No dia 18 de fevereiro, com base no relatado em boletim de ocorrência por violência doméstica, o juiz Cezar Fidel Volpi estipulou medida protetiva, determinando que William mantivesse distância mínima de 100 metros e não fizesse qualquer contato com Viviane.
Viviane teve direito ao afastamento do lar, sem prejuízo da guarda das crianças, menino de 4 anos e a menina de 1 ano. No despacho, o magistrado determinou escolta policial para que a jovem pudesse retirar seus pertences do local.
No dia 23 de março, terça-feira passada, Viviane procurou a Polícia Civil relatando, assustada, que o ex havia passado várias vezes em frente da casa onde ela estava. Soube que o ex-marido havia comprado uma arma e que William teria dito à mãe dela que “de hoje não passa” e, para prima de Viviane, que “mataria todo mundo”.
Os policiais foram ao encalço dele, por quebra de medida protetiva, o que poderia resultar em prisão em flagrante, mas o rapaz não foi encontrado em casa ou no trabalho.

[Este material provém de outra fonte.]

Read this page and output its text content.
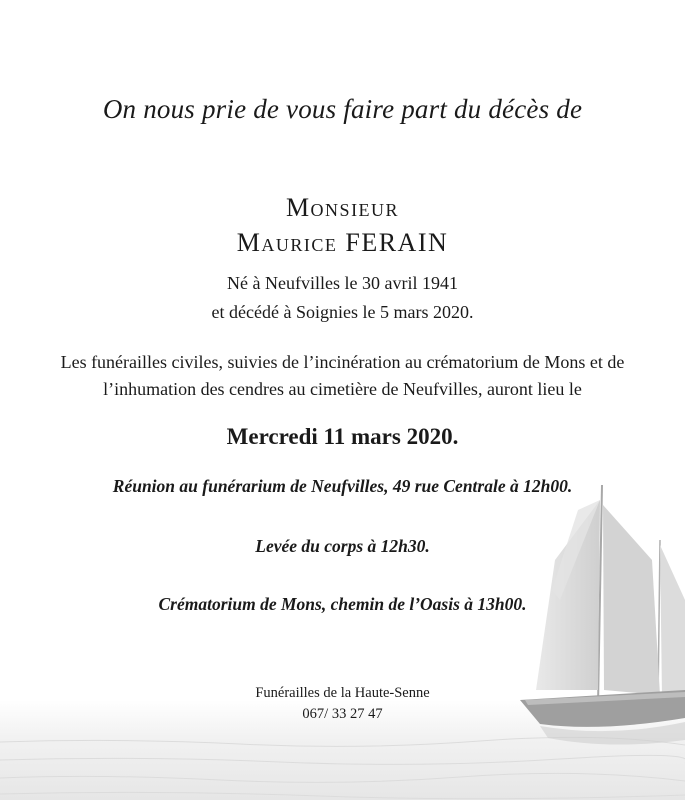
On nous prie de vous faire part du décès de
Monsieur
Maurice FERAIN
Né à Neufvilles le 30 avril 1941
et décédé à Soignies le 5 mars 2020.
Les funérailles civiles, suivies de l’incinération au crématorium de Mons et de
l’inhumation des cendres au cimetière de Neufvilles, auront lieu le
Mercredi 11 mars 2020.
Réunion au funérarium de Neufvilles, 49 rue Centrale à 12h00.
Levée du corps à 12h30.
Crématorium de Mons, chemin de l’Oasis à 13h00.
Funérailles de la Haute-Senne
067/ 33 27 47
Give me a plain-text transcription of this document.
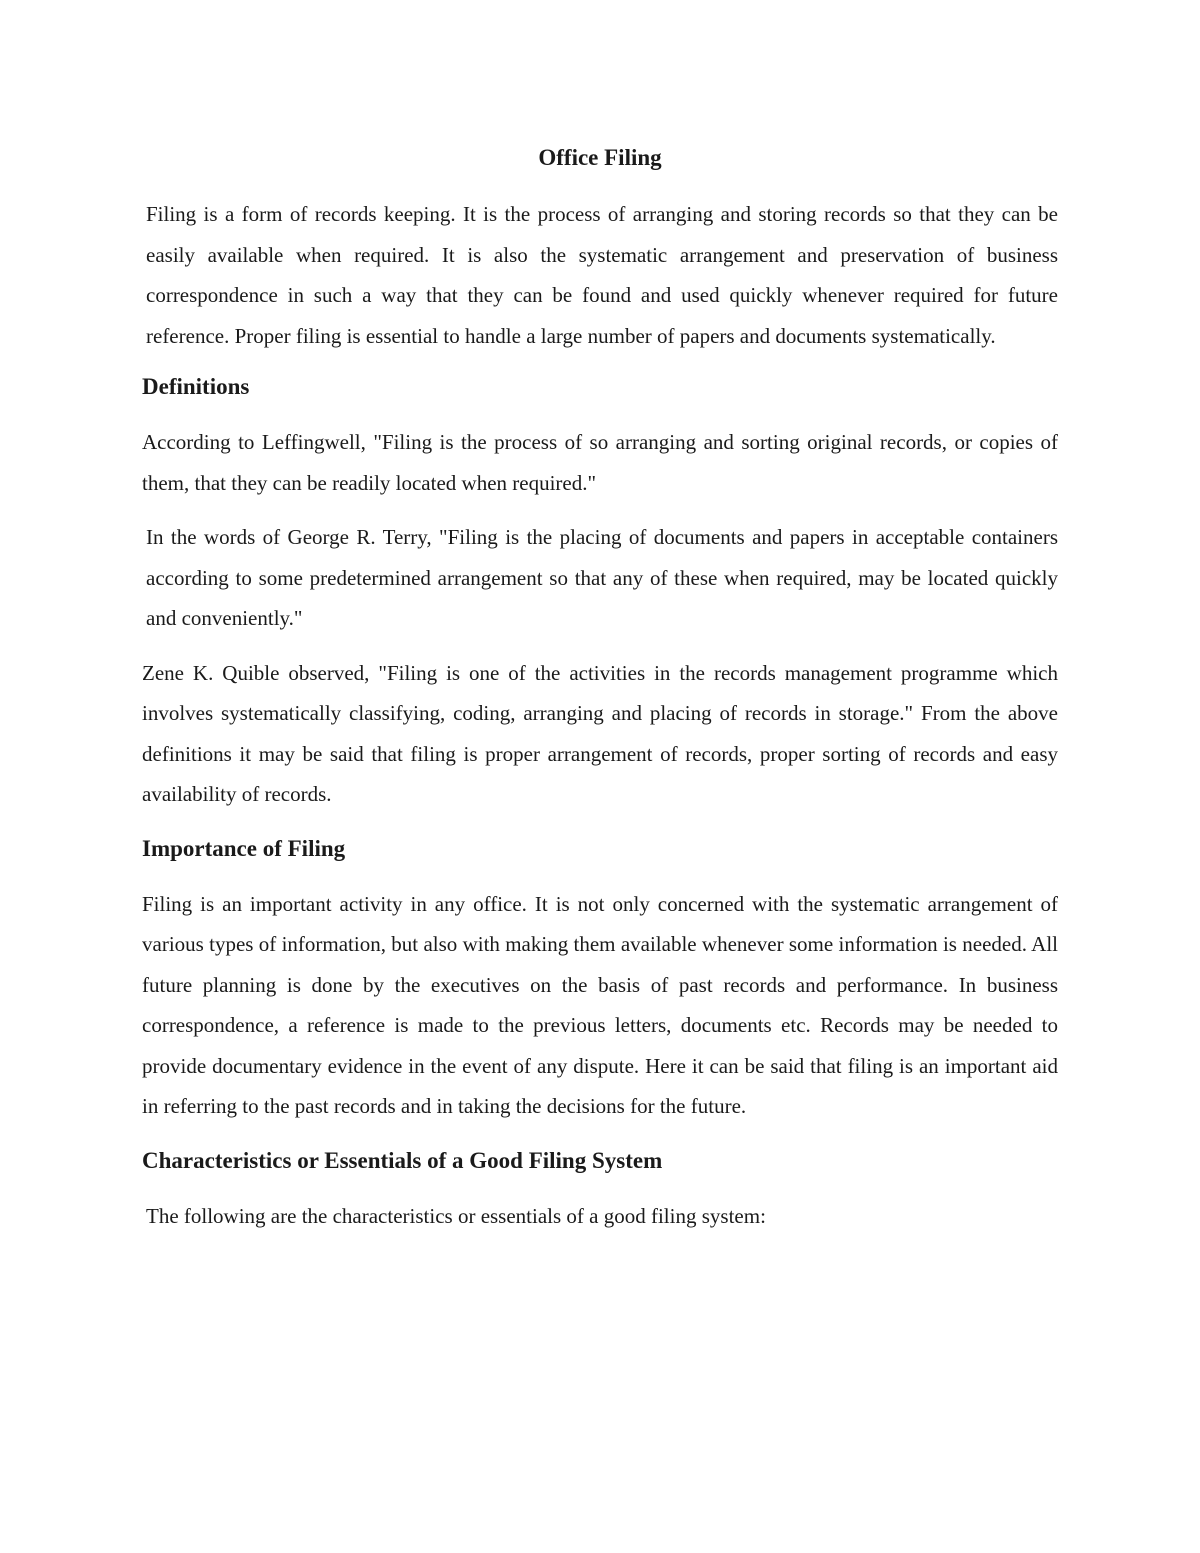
Office Filing

Filing is a form of records keeping. It is the process of arranging and storing records so that they can be easily available when required. It is also the systematic arrangement and preservation of business correspondence in such a way that they can be found and used quickly whenever required for future reference. Proper filing is essential to handle a large number of papers and documents systematically.

Definitions

According to Leffingwell, "Filing is the process of so arranging and sorting original records, or copies of them, that they can be readily located when required."

In the words of George R. Terry, "Filing is the placing of documents and papers in acceptable containers according to some predetermined arrangement so that any of these when required, may be located quickly and conveniently."

Zene K. Quible observed, "Filing is one of the activities in the records management programme which involves systematically classifying, coding, arranging and placing of records in storage." From the above definitions it may be said that filing is proper arrangement of records, proper sorting of records and easy availability of records.

Importance of Filing

Filing is an important activity in any office. It is not only concerned with the systematic arrangement of various types of information, but also with making them available whenever some information is needed. All future planning is done by the executives on the basis of past records and performance. In business correspondence, a reference is made to the previous letters, documents etc. Records may be needed to provide documentary evidence in the event of any dispute. Here it can be said that filing is an important aid in referring to the past records and in taking the decisions for the future.

Characteristics or Essentials of a Good Filing System

The following are the characteristics or essentials of a good filing system:
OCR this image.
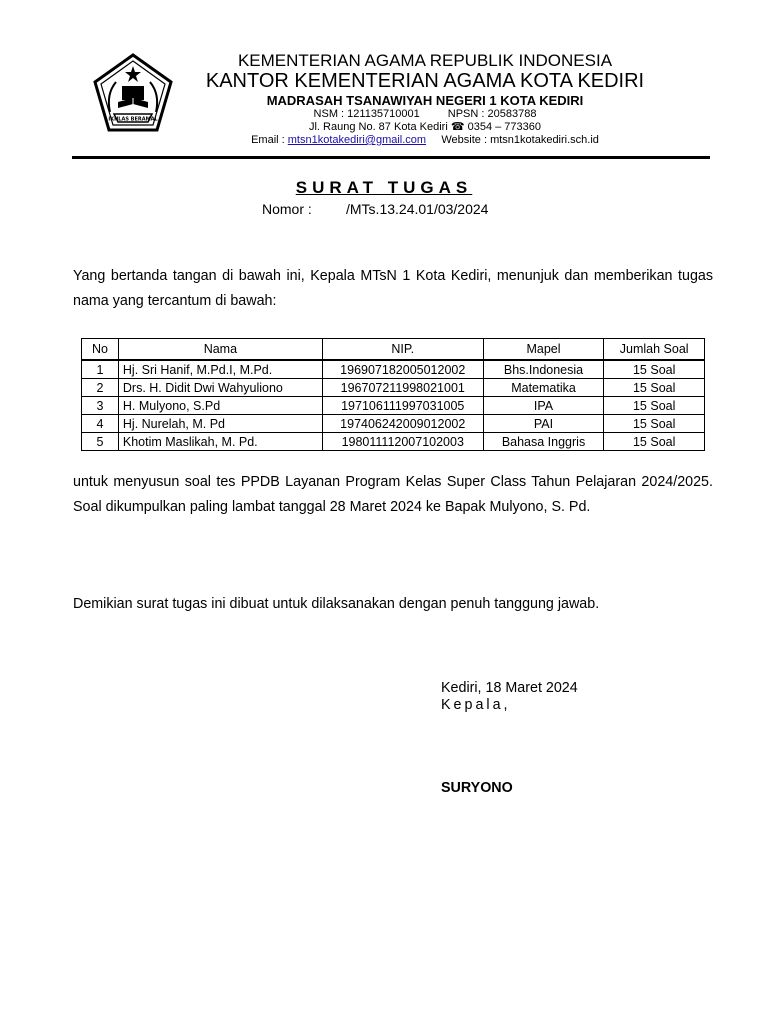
IKHLAS BERAMAL
KEMENTERIAN AGAMA REPUBLIK INDONESIA
KANTOR KEMENTERIAN AGAMA KOTA KEDIRI
MADRASAH TSANAWIYAH NEGERI 1 KOTA KEDIRI
NSM : 121135710001	NPSN : 20583788
Jl. Raung No. 87 Kota Kediri ☎ 0354 – 773360
Email : mtsn1kotakediri@gmail.com Website : mtsn1kotakediri.sch.id
SURAT TUGAS
Nomor : /MTs.13.24.01/03/2024
Yang bertanda tangan di bawah ini, Kepala MTsN 1 Kota Kediri, menunjuk dan memberikan tugas nama yang tercantum di bawah:
No	Nama	NIP.	Mapel	Jumlah Soal
1	Hj. Sri Hanif, M.Pd.I, M.Pd.	196907182005012002	Bhs.Indonesia	15 Soal
2	Drs. H. Didit Dwi Wahyuliono	196707211998021001	Matematika	15 Soal
3	H. Mulyono, S.Pd	197106111997031005	IPA	15 Soal
4	Hj. Nurelah, M. Pd	197406242009012002	PAI	15 Soal
5	Khotim Maslikah, M. Pd.	198011112007102003	Bahasa Inggris	15 Soal
untuk menyusun soal tes PPDB Layanan Program Kelas Super Class Tahun Pelajaran 2024/2025. Soal dikumpulkan paling lambat tanggal 28 Maret 2024 ke Bapak Mulyono, S. Pd.
Demikian surat tugas ini dibuat untuk dilaksanakan dengan penuh tanggung jawab.
Kediri, 18 Maret 2024
Kepala,
SURYONO
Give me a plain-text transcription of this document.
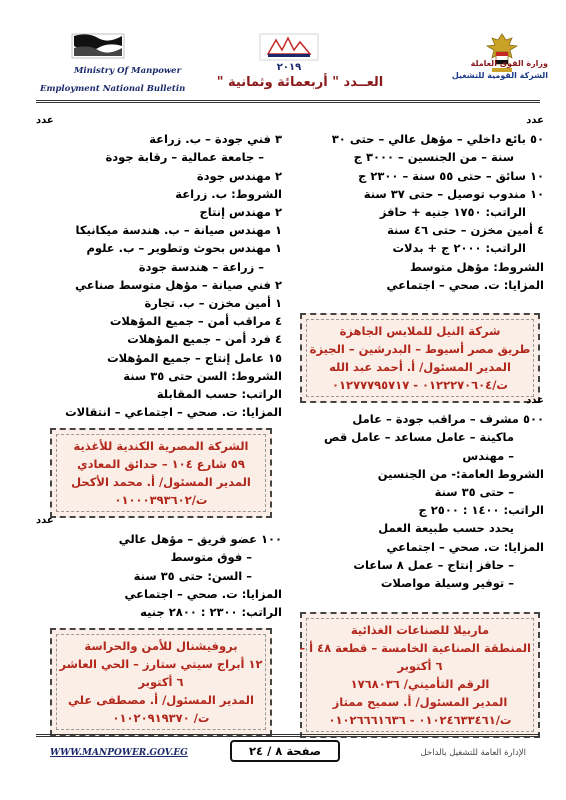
وزارة القوى العاملة
الشركة القومية للتشغيل
Ministry Of Manpower
Employment National Bulletin
٢٠١٩
العــدد " أربعمائة وثمانية "
عدد
٥٠ بائع داخلي – مؤهل عالي – حتى ٣٠
سنة – من الجنسين – ٣٠٠٠ ج
١٠ سائق – حتى ٥٥ سنة – ٢٣٠٠ ج
١٠ مندوب توصيل – حتى ٣٧ سنة
الراتب: ١٧٥٠ جنيه + حافز
٤ أمين مخزن – حتى ٤٦ سنة
الراتب: ٢٠٠٠ ج + بدلات
الشروط: مؤهل متوسط
المزايا: ت. صحي – اجتماعي
شركة النيل للملابس الجاهزة
طريق مصر أسيوط – البدرشين – الجيزة
المدير المسئول/ أ. أحمد عبد الله
ت/٠١٢٢٢٧٠٦٠٤ - ٠١٢٧٧٧٩٥٧١٧
عدد
٥٠٠ مشرف – مراقب جودة – عامل
ماكينة – عامل مساعد – عامل قص
– مهندس
الشروط العامة:- من الجنسين
– حتى ٣٥ سنة
الراتب: ١٤٠٠ : ٢٥٠٠ ج
يحدد حسب طبيعة العمل
المزايا: ت. صحي – اجتماعي
– حافز إنتاج – عمل ٨ ساعات
– توفير وسيلة مواصلات
ماربيلا للصناعات الغذائية
المنطقة الصناعية الخامسة – قطعة ٤٨ أ –
٦ أكتوبر
الرقم التأميني/ ١٧٦٨٠٣٦
المدير المسئول/ أ. سميح ممتاز
ت/٠١٠٢٤٦٣٣٤٦١ - ٠١٠٢٦٦٦١٦٣٦
عدد
٣ فني جودة – ب. زراعة
– جامعة عمالية – رقابة جودة
٢ مهندس جودة
الشروط: ب. زراعة
٢ مهندس إنتاج
١ مهندس صيانة – ب. هندسة ميكانيكا
١ مهندس بحوث وتطوير – ب. علوم
– زراعة – هندسة جودة
٢ فني صيانة – مؤهل متوسط صناعي
١ أمين مخزن – ب. تجارة
٤ مراقب أمن – جميع المؤهلات
٤ فرد أمن – جميع المؤهلات
١٥ عامل إنتاج – جميع المؤهلات
الشروط: السن حتى ٣٥ سنة
الراتب: حسب المقابلة
المزايا: ت. صحي – اجتماعي – انتقالات
الشركة المصرية الكندية للأغذية
٥٩ شارع ١٠٤ – حدائق المعادي
المدير المسئول/ أ. محمد الأكحل
ت/٠١٠٠٠٣٩٣٦٠٢
عدد
١٠٠ عضو فريق – مؤهل عالي
– فوق متوسط
– السن: حتى ٣٥ سنة
المزايا: ت. صحي – اجتماعي
الراتب: ٢٣٠٠ : ٢٨٠٠ جنيه
بروفيشنال للأمن والحراسة
١٢ أبراج سيتي ستارز – الحي العاشر
٦ أكتوبر
المدير المسئول/ أ. مصطفى علي
ت/ ٠١٠٢٠٩١٩٣٧٠
WWW.MANPOWER.GOV.EG	صفحة ٨ / ٢٤	الإدارة العامة للتشغيل بالداخل
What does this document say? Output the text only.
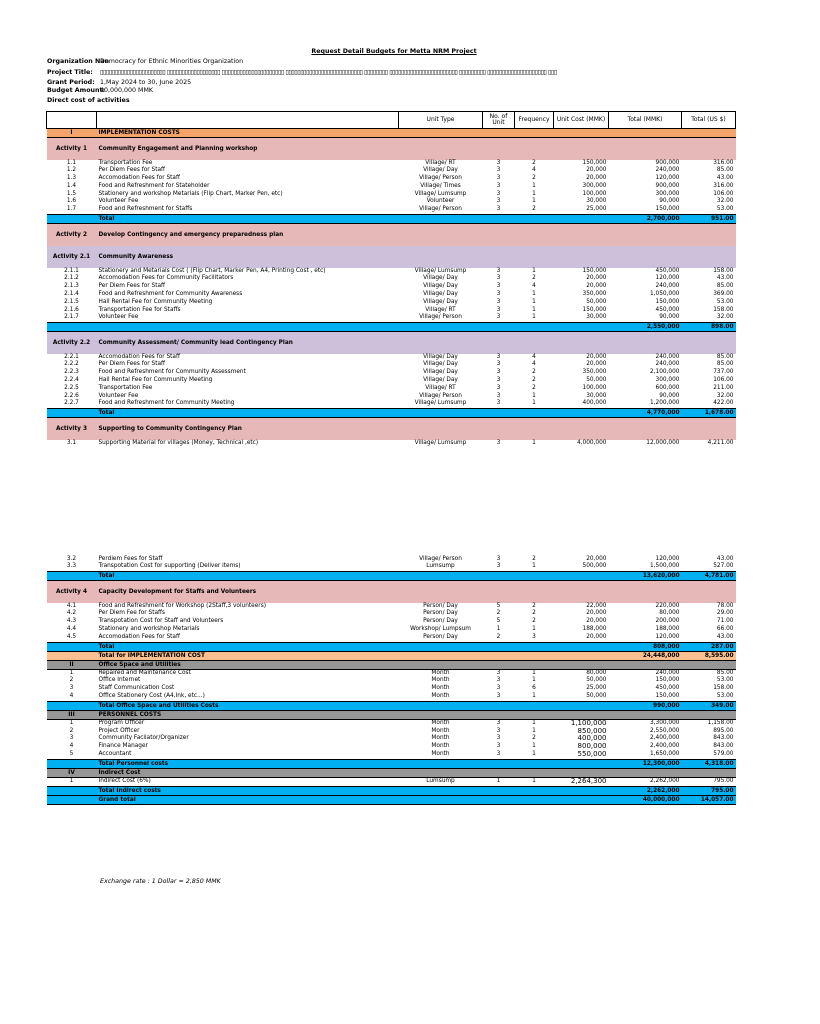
Request Detail Budgets for Metta NRM Project
Organization NanDemocracy for Ethnic Minorities Organization
Project Title: ▯▯▯▯▯▯▯▯▯▯▯▯▯▯▯▯▯▯▯▯▯▯ ▯▯▯▯▯▯▯▯▯▯▯▯▯▯▯▯▯▯ ▯▯▯▯▯▯▯▯▯▯▯▯▯▯▯▯▯▯▯▯▯ ▯▯▯▯▯▯▯▯▯▯▯▯▯▯▯▯▯▯▯▯▯▯▯▯▯▯ ▯▯▯▯▯▯▯▯ ▯▯▯▯▯▯▯▯▯▯▯▯▯▯▯▯▯▯▯▯▯▯▯ ▯▯▯▯▯▯▯▯▯ ▯▯▯▯▯▯▯▯▯▯▯▯▯▯▯▯▯▯▯▯ ▯▯▯
Grant Period: 1,May 2024 to 30, June 2025
Budget Amount:40,000,000 MMK
Direct cost of activities
		Unit Type	No. of Unit	Frequency	Unit Cost (MMK)	Total (MMK)	Total (US $)
I	IMPLEMENTATION COSTS						
Activity 1	Community Engagement and Planning workshop						
1.1	Transportation Fee	Village/ RT	3	2	150,000	900,000	316.00
1.2	Per Diem Fees for Staff	Village/ Day	3	4	20,000	240,000	85.00
1.3	Accomodation Fees for Staff	Village/ Person	3	2	20,000	120,000	43.00
1.4	Food and Refreshment for Stateholder	Village/ Times	3	1	300,000	900,000	316.00
1.5	Stationery and workshop Metarials (Flip Chart, Marker Pen, etc)	Village/ Lumsump	3	1	100,000	300,000	106.00
1.6	Volunteer Fee	Volunteer	3	1	30,000	90,000	32.00
1.7	Food and Refreshment for Staffs	Village/ Person	3	2	25,000	150,000	53.00
	Total					2,700,000	951.00
Activity 2	Develop Contingency and emergency preparedness plan						
Activity 2.1	Community Awareness						
2.1.1	Stationery and Metarials Cost ( (Flip Chart, Marker Pen, A4, Printing Cost , etc)	Village/ Lumsump	3	1	150,000	450,000	158.00
2.1.2	Accomodation Fees for Community Facilitators	Village/ Day	3	2	20,000	120,000	43.00
2.1.3	Per Diem Fees for Staff	Village/ Day	3	4	20,000	240,000	85.00
2.1.4	Food and Refreshment for Community Awareness	Village/ Day	3	1	350,000	1,050,000	369.00
2.1.5	Hall Rental Fee for Community Meeting	Village/ Day	3	1	50,000	150,000	53.00
2.1.6	Transportation Fee for Staffs	Village/ RT	3	1	150,000	450,000	158.00
2.1.7	Volunteer Fee	Village/ Person	3	1	30,000	90,000	32.00
						2,550,000	898.00
Activity 2.2	Community Assessment/ Community lead Contingency Plan						
2.2.1	Accomodation Fees for Staff	Village/ Day	3	4	20,000	240,000	85.00
2.2.2	Per Diem Fees for Staff	Village/ Day	3	4	20,000	240,000	85.00
2.2.3	Food and Refreshment for Community Assessment	Village/ Day	3	2	350,000	2,100,000	737.00
2.2.4	Hall Rental Fee for Community Meeting	Village/ Day	3	2	50,000	300,000	106.00
2.2.5	Transportation Fee	Village/ RT	3	2	100,000	600,000	211.00
2.2.6	Volunteer Fee	Village/ Person	3	1	30,000	90,000	32.00
2.2.7	Food and Refreshment for Community Meeting	Village/ Lumsump	3	1	400,000	1,200,000	422.00
	Total					4,770,000	1,678.00
Activity 3	Supporting to Community Contingency Plan						

3.1	Supporting Material for villages (Money, Technical ,etc)	Village/ Lumsump	3	1	4,000,000	12,000,000	4,211.00

3.2	Perdiem Fees for Staff	Village/ Person	3	2	20,000	120,000	43.00
3.3	Transpotation Cost for supporting (Deliver items)	Lumsump	3	1	500,000	1,500,000	527.00
	Total					13,620,000	4,781.00
Activity 4	Capacity Development for Staffs and Volunteers						
4.1	Food and Refreshment for Workshop (2Staff,3 volunteers)	Person/ Day	5	2	22,000	220,000	78.00
4.2	Per Diem Fee for Staffs	Person/ Day	2	2	20,000	80,000	29.00
4.3	Transpotation Cost for Staff and Volunteers	Person/ Day	5	2	20,000	200,000	71.00
4.4	Stationery and workshop Metarials	Workshop/ Lumpsum	1	1	188,000	188,000	66.00
4.5	Accomodation Fees for Staff	Person/ Day	2	3	20,000	120,000	43.00
	Total					808,000	287.00
	Total for IMPLEMENTATION COST					24,448,000	8,595.00
II	Office Space and Utilities						
1	Repaired and Maintenance Cost	Month	3	1	80,000	240,000	85.00
2	Office Internet	Month	3	1	50,000	150,000	53.00
3	Staff Communication Cost	Month	3	6	25,000	450,000	158.00
4	Office Stationery Cost (A4,Ink, etc...)	Month	3	1	50,000	150,000	53.00
	Total Office Space and Utilities Costs					990,000	349.00
III	PERSONNEL COSTS						
1	Program Officer	Month	3	1	1,100,000	3,300,000	1,158.00
2	Project Officer	Month	3	1	850,000	2,550,000	895.00
3	Community Facilator/Organizer	Month	3	2	400,000	2,400,000	843.00
4	Finance Manager	Month	3	1	800,000	2,400,000	843.00
5	Accountant	Month	3	1	550,000	1,650,000	579.00
	Total Personnel costs					12,300,000	4,318.00
IV	Indirect Cost						
1	Indirect Cost (6%)	Lumsump	1	1	2,264,300	2,262,000	795.00
	Total Indirect costs					2,262,000	795.00
	Grand total					40,000,000	14,057.00
Exchange rate : 1 Dollar = 2,850 MMK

Dois dias depois, 25, o delegado Daniel Wollz Marques pediu a prisão preventiva dele, pelo que foi relatado por Viviane. “Crimes dessa natureza, normalmente ocorrido às escuras, a palavra da vítima ganha especial relevo”.
O MPMS (Ministério Público de Mato Grosso do Sul) opinou pela prisão preventiva em despacho dado no dia 26.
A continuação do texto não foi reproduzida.